Locri, città d’Italia ordinata a leggi bellissime, dove per copia di sostanze e gentilezza di sangue non istà dopo niuno…
Platone, Timeo

Nella Locride Ozolia fervevano i preparativi per la partenza. Mancavano pochi giorni all’evento che avrebbe cambiato la vita di centinaia di persone. Un viaggio verso una terra sconosciuta, forse insidiosa, forse pericolosa. Nel Tempio, dedicato a Zeus, si offrivano sacrifici per propiziare la nuova vita. Teodira e il marito Eurialo, con la loro figlia Artemisia, ci erano appena stati, in vista di ciò che li attendeva. Eurialo aveva deciso di partecipare alla spedizione di colonizzazione, perché credeva nell’ideale della grande Grecia, sempre più allargata nella sua gloria e nella sua conoscenza. Molto meno convinte erano la moglie e la figlia.
Artemisia, rivolgendosi al padre, disse: «Padre, dobbiamo proprio partire?»
E la moglie Teodira ribadì: «Cosa abbiamo da guadagnare da questo viaggio? Potremmo anche perdere la vita, non hai pensato a questo rischio? Noi stiamo bene qui, perché hai deciso di partire?»
Eurialo, contrariato, rispose: «Ne abbiamo già parlato, non voglio ritornare sull’argomento! È un’opportunità unica! Saremo i primi ad allargare gli orizzonti della nostra patria, la Grecia. Parleranno di noi per generazioni e generazioni!»
E Artemisia: «Parleranno della nostra stupidità, padre! Dobbiamo restare e migliorare le cose qui, in patria, e non fuggire verso l’ignoto!»
Eurialo, oramai indignato, disse: «Ora basta! Gli dei ci proteggeranno! E comunque, stasera, a teatro, parleremo del viaggio che dovremo affrontare. Non siamo soli in questa avventura. Tranquille, andrà tutto bene.»
Quella sera il teatro era particolarmente gremito, soprattutto da coloro che avevano deciso di partecipare alla spedizione e attendevano, dopo la rappresentazione, il discorso di Evante, colui che sarebbe stato il loro timoniere. Così fu.
Evante prese la parola davanti alla platea: «Gente dell’Ozolia, il momento è vicino. Presto passeremo il mare e approderemo a nuovi lidi, per la gloria della Grecia!»
A quelle parole tutti applaudirono calorosamente.
Evante proseguì. «So che tanti di voi sono preoccupati per ciò che potremo incontrare sulle nuove coste.»

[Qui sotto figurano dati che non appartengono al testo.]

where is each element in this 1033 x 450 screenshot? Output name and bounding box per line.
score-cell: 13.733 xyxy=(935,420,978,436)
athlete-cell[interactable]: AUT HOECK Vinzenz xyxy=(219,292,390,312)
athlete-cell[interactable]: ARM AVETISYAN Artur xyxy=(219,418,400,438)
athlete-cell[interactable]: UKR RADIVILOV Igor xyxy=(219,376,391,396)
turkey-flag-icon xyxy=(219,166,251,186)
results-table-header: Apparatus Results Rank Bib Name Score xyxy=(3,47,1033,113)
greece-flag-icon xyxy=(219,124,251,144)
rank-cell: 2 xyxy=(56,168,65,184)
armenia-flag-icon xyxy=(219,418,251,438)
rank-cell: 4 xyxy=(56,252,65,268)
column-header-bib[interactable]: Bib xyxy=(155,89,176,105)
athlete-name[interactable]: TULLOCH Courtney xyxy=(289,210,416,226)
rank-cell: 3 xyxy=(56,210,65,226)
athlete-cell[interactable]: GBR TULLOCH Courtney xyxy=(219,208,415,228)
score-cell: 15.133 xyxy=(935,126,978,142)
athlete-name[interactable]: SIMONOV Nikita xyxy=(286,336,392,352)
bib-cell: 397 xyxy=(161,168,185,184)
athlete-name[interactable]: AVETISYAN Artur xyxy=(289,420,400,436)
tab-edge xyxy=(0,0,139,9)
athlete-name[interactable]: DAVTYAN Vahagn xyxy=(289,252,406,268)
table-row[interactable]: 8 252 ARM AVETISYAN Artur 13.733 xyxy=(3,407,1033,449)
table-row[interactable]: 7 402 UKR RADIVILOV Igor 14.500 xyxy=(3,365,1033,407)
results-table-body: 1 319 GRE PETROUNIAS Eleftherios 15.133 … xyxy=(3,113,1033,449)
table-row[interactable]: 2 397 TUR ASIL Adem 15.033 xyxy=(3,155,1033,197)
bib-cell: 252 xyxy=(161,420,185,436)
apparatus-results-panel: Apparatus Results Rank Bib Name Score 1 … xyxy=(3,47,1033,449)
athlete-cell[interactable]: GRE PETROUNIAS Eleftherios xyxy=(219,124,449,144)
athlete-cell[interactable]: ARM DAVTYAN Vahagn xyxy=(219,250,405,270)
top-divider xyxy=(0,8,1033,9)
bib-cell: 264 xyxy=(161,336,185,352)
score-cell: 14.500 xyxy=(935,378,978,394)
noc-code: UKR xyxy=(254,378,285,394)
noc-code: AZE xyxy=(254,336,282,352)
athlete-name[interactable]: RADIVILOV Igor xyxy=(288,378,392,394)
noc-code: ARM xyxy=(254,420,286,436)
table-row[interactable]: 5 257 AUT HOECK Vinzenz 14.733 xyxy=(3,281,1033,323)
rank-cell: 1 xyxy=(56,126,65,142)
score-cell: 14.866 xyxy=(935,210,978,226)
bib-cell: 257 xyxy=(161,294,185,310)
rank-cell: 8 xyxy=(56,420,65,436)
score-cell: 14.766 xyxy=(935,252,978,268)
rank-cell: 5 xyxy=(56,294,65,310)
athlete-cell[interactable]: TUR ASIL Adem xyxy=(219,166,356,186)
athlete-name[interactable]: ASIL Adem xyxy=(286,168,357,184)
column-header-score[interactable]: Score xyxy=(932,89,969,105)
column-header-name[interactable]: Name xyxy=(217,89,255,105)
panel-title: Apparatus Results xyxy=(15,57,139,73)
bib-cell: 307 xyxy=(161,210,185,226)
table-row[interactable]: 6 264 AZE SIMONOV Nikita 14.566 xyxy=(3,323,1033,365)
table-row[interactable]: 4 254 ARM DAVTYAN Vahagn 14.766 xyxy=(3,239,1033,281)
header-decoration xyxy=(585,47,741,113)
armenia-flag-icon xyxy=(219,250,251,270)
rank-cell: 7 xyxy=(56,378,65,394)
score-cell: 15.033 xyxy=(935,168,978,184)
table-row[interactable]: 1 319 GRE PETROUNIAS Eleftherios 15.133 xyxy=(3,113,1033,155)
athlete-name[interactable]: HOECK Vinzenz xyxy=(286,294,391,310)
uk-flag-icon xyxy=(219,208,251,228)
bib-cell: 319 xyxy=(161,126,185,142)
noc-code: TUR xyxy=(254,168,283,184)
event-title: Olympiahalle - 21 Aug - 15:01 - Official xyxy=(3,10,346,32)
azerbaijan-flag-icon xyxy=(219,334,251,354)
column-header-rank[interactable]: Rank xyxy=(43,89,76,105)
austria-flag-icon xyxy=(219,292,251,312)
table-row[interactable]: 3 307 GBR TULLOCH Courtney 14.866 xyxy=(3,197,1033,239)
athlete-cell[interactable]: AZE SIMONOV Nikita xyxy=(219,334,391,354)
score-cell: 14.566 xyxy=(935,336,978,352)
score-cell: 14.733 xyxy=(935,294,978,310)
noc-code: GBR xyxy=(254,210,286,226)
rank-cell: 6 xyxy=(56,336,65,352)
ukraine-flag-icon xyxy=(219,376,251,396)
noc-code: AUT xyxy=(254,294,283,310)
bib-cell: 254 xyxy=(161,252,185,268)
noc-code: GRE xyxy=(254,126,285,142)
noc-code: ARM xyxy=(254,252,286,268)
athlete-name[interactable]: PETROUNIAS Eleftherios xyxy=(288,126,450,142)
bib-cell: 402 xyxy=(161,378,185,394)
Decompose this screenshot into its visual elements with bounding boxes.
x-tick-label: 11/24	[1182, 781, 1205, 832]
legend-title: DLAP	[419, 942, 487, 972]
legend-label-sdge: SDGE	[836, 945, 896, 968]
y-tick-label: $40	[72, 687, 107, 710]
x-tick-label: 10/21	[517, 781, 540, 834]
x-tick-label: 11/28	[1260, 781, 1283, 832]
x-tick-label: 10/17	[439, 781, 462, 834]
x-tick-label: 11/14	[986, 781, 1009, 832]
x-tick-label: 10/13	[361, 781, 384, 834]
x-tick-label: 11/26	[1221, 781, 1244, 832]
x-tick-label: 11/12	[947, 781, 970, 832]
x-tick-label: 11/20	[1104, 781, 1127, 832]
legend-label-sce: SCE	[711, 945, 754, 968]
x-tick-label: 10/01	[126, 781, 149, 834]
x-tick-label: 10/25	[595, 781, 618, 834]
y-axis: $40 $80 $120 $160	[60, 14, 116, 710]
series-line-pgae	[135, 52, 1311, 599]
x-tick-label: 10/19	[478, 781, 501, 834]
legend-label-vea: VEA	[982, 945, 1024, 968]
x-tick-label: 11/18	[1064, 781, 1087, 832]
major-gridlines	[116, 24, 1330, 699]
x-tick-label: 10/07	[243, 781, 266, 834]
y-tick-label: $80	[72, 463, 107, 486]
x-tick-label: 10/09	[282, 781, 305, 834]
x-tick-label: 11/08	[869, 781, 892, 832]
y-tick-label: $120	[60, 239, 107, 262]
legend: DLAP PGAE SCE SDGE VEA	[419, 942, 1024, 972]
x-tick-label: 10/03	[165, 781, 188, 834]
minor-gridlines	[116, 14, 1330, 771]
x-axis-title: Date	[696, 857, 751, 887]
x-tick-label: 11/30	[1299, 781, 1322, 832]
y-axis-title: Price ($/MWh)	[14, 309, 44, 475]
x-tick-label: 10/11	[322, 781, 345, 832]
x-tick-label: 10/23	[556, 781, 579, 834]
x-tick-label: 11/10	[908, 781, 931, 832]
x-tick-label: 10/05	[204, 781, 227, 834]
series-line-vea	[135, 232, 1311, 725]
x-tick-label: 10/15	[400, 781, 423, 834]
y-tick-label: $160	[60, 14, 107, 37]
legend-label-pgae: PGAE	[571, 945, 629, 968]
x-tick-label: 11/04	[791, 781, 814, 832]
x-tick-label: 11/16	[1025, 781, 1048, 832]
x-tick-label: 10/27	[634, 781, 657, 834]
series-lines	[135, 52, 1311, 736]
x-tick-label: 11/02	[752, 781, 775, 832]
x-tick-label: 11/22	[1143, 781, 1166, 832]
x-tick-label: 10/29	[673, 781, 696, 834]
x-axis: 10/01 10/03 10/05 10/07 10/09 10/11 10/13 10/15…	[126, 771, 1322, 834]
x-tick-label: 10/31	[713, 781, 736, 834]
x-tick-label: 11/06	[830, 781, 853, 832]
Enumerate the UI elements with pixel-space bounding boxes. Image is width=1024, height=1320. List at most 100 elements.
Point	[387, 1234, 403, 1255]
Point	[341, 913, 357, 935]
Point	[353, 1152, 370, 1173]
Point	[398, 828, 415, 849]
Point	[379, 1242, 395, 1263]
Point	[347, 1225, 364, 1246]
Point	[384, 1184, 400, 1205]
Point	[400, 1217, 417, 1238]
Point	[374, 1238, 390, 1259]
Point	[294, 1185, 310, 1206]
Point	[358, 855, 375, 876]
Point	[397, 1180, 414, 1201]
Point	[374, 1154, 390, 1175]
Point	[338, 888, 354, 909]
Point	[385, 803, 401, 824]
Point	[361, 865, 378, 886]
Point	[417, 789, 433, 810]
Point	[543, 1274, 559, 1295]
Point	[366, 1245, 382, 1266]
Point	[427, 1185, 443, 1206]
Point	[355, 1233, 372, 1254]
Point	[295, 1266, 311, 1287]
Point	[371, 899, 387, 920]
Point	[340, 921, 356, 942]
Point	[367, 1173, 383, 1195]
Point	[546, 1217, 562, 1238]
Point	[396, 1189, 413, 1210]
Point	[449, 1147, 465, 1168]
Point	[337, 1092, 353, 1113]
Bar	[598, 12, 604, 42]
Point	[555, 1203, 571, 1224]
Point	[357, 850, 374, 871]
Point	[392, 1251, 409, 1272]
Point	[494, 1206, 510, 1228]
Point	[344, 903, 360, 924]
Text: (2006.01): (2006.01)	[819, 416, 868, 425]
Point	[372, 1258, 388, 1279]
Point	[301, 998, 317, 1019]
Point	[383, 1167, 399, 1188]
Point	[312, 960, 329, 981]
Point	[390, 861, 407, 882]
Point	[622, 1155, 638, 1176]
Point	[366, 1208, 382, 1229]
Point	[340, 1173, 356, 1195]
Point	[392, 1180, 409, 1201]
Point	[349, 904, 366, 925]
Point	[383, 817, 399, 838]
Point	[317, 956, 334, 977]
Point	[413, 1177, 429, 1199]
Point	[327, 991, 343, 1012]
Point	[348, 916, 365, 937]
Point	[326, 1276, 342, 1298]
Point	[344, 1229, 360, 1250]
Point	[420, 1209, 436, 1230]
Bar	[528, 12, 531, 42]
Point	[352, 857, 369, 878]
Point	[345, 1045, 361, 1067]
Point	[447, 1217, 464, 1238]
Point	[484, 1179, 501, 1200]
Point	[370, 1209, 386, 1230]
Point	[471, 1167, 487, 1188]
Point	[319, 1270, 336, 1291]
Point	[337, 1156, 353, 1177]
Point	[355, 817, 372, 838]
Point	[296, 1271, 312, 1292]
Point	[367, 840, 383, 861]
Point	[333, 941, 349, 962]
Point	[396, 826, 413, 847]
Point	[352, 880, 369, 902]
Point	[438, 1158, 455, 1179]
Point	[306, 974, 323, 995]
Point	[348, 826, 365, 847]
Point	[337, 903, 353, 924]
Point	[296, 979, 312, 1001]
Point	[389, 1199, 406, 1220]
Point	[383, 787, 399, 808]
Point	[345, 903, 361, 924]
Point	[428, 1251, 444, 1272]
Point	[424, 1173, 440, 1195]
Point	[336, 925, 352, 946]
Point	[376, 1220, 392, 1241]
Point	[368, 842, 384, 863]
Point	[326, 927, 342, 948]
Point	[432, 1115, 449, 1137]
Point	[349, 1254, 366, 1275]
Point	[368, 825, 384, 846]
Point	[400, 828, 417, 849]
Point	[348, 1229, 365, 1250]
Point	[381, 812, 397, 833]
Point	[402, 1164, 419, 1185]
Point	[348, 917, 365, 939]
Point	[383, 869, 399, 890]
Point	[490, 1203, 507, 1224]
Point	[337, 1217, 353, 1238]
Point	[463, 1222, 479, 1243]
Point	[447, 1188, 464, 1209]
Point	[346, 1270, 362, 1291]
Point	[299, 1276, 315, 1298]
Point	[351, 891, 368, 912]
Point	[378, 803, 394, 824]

Una certa Asteria, seduta vicino a Teodira, le disse: «E sì che non siamo tranquilli, ho sentito dire, da voci dell’agorà, che salperanno, con noi, anche schiavi, uomini che hanno conosciuto la prigionia, e persino prostitute. Insomma, gente di malaffare. Il pericolo lo stiamo portando con noi, mia cara!»
Per Teodira fu la pugnalata finale su quelli che erano i suoi timori più grandi.
Asteria continuò: «È inconcepibile che per colonizzare una nuova terra si ricorra a certe persone. Che gli dei ci proteggano!» Teodira guardò preoccupata la figlia e il marito e decise in cuor suo che doveva fare qualcosa, a tutti i costi.
Intanto, Evante continuava il suo discorso: «L’unione che ci lega, è più forte di qualsiasi difficoltà. Insieme popoleremo il nuovo mondo e la Grecia sarà grande, per l’eternità!»
Tutti applaudirono vigorosamente, mentre Teodira disse a bassa voce: «Sarà grande nel farci morire!»
Eurialo, sentendola borbottare, disse: «Hai detto qualcosa, moglie mia?»
E Teodira: «No, solo che è ora di rincasare. Domani dobbiamo finire di preparare l’occorrente per il viaggio.»
Il marito annuì e tornarono alla loro abitazione. Durante la notte, mentre Eurialo e Artemisia dormivano, Teodira, con un scialle sulla testa, uscì per recarsi presso un’altra abitazione.
Bussò all’uscio, aprì un uomo che le disse: «Teodira, che ci fai qui a quest’ora? È successo qualcosa a tua figlia o a tuo marito?»
E Teodira: «Nesso, non volevo spaventarti. Sai che siamo cugini ed è in nome della nostra parentela che ti chiedo un favore. So che all’alba partirai per Atene, porta questa missiva a tuo padre. È una questione di vita o di morte!»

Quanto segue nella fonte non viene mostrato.